Pattern of projection of nMLF neurons

(A) Morphologies and collateral projections in hindbrain of four medial vGlut2⁺ nMLF neurons. For each neuron type, the left panel shows reconstruction of a single neuron and the right panel shows heatmap of the collaterals of all recorded neurons.

(B) Morphologies and collateral projections in hindbrain of three lateral vGlut1⁺ nMLF neurons. For each neuron type, the left panel shows reconstruction of a single neuron and the right panel shows heatmap of the collaterals of all recorded neurons.

(C) Location of the analyzed neurons in the nMLF showing the soma position of four large neurons (1, MeLm; 2, large medial neuron; 3, MeLr; 4, MeLc).

(D) Confocal image and reconstruction of the axonal projection of an nMLF neuron in the rostral spinal cord.

(E) Close contacts between axon collaterals of nMLF neurons and motoneurons of the slow, intermediate, and fast modules.

Selective behavioral outcome of medial and lateral nMLF neuron ablation

(A) Tracked sequences of spontaneous explorative slow swimming in vivo in a control zebrafish and following ablation of medial vGlut2⁺ or lateral vGlut1⁺ nMLF neurons. Bottom panels: instantaneous swimming velocity in control fish (black) and in experimental fish in which the medial vGlut2⁺ (purple) or lateral vGlut1⁺ (blue) nMLF neurons were ablated.

(B) Cumulative distributions of the swim velocity in control (black) and medial neuron-ablated zebrafish (purple) (^∗∗∗p < 0.001; Kolmogorov-Smirnov test).

(C) Cumulative distributions of the swim velocity in control (black) and lateral neuron-ablated fish (blue) (ns: p > 0.05; Kolmogorov-Smirnov test).

(D) Graph showing the number of spontaneous swim episodes in control (N = 10 fish), medial neuron-ablated (N = 9 fish), and lateral neuron-ablated (N = 10 fish) zebrafish (the boxes are bound by the 25th and 75th percentiles, whiskers extend from min. to max.; ^∗p < 0.05; repeated measures one-way ANOVA; size effect Cohen’s d = 1.85).

(E) Graph showing the swim distance in control (N = 10 fish), in medial neuron-ablated (N = 9 fish), and lateral neuron-ablated (N = 10 fish) zebrafish (the boxes are bound by the 25th and 75th percentiles, whiskers extend from min. to max.; ^∗∗p < 0.01; repeated measures one-way ANOVA; size effect Cohen’s d = 2.04).

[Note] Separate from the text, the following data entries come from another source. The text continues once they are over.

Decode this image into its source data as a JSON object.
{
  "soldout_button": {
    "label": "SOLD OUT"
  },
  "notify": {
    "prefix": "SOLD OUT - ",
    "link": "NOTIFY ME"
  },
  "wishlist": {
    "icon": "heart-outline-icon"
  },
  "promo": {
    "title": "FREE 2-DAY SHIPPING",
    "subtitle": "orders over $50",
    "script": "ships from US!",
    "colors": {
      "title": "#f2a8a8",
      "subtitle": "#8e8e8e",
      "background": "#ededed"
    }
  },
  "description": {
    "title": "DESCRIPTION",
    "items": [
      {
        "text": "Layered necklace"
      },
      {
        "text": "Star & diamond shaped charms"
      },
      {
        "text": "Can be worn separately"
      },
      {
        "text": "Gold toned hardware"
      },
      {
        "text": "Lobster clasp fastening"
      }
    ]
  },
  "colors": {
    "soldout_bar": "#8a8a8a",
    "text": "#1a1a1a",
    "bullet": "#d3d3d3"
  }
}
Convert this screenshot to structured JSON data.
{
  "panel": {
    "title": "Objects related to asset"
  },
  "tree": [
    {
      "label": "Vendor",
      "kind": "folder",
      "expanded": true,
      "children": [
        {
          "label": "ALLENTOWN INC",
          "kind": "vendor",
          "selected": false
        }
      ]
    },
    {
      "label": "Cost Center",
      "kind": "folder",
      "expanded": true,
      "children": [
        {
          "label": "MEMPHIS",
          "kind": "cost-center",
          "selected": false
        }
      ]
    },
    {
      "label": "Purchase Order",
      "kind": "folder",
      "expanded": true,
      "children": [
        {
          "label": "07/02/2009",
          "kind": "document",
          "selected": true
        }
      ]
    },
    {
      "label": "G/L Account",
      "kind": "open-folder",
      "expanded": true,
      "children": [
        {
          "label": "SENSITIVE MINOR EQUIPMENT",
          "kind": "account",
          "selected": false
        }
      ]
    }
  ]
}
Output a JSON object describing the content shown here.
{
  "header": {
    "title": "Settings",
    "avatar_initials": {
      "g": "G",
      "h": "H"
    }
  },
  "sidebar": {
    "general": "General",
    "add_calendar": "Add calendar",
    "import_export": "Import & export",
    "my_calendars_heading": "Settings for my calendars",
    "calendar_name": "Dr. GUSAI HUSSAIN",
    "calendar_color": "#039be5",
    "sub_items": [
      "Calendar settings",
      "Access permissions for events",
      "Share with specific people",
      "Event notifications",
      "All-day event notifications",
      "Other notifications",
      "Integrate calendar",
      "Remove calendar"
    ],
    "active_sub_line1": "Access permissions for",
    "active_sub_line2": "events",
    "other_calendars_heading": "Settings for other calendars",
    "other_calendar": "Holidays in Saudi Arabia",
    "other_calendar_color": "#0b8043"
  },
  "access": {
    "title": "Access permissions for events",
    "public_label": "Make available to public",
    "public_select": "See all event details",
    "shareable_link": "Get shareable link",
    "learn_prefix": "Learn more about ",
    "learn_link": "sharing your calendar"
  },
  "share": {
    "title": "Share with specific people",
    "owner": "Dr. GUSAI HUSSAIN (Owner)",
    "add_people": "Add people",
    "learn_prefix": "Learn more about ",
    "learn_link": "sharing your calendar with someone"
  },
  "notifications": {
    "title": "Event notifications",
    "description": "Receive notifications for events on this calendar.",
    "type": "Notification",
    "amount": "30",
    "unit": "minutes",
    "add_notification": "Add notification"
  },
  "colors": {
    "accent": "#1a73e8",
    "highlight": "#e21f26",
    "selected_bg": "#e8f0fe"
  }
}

(F) Tracked sequences of fast swimming following sound-induced escape behavior in vivo, in a control fish and following ablation of medial vGlut2⁺ nMLF neurons.

(G) Plot of swim velocity versus frequency in control and in medial neuron-ablated fish (black dots: control, n = 119 cycles from N = 5 fish; purple dots: ablation, n = 58 cycles from N = 6 fish).

(H) Cumulative distribution of swim velocity in control and in medial neuron-ablated fish (^∗∗∗p < 0.001; Kolmogorov-Smirnov test).

(I) Tracked sequences of fast swimming following sound-induced escape behavior in vivo, in a control fish and following ablation of lateral vGlut1⁺ nMLF neurons.

(J) Plot of swim velocity versus frequency in control and in lateral neuron-ablated fish (black dots: control, n = 119 cycles from N = 5 fish; purple dots: ablation, n = 118 cycles from N = 6 fish).

(K) Cumulative distribution of swim velocity in control and in lateral neuron-ablated fish (^∗∗∗p < 0.001; Kolmogorov-Smirnov test).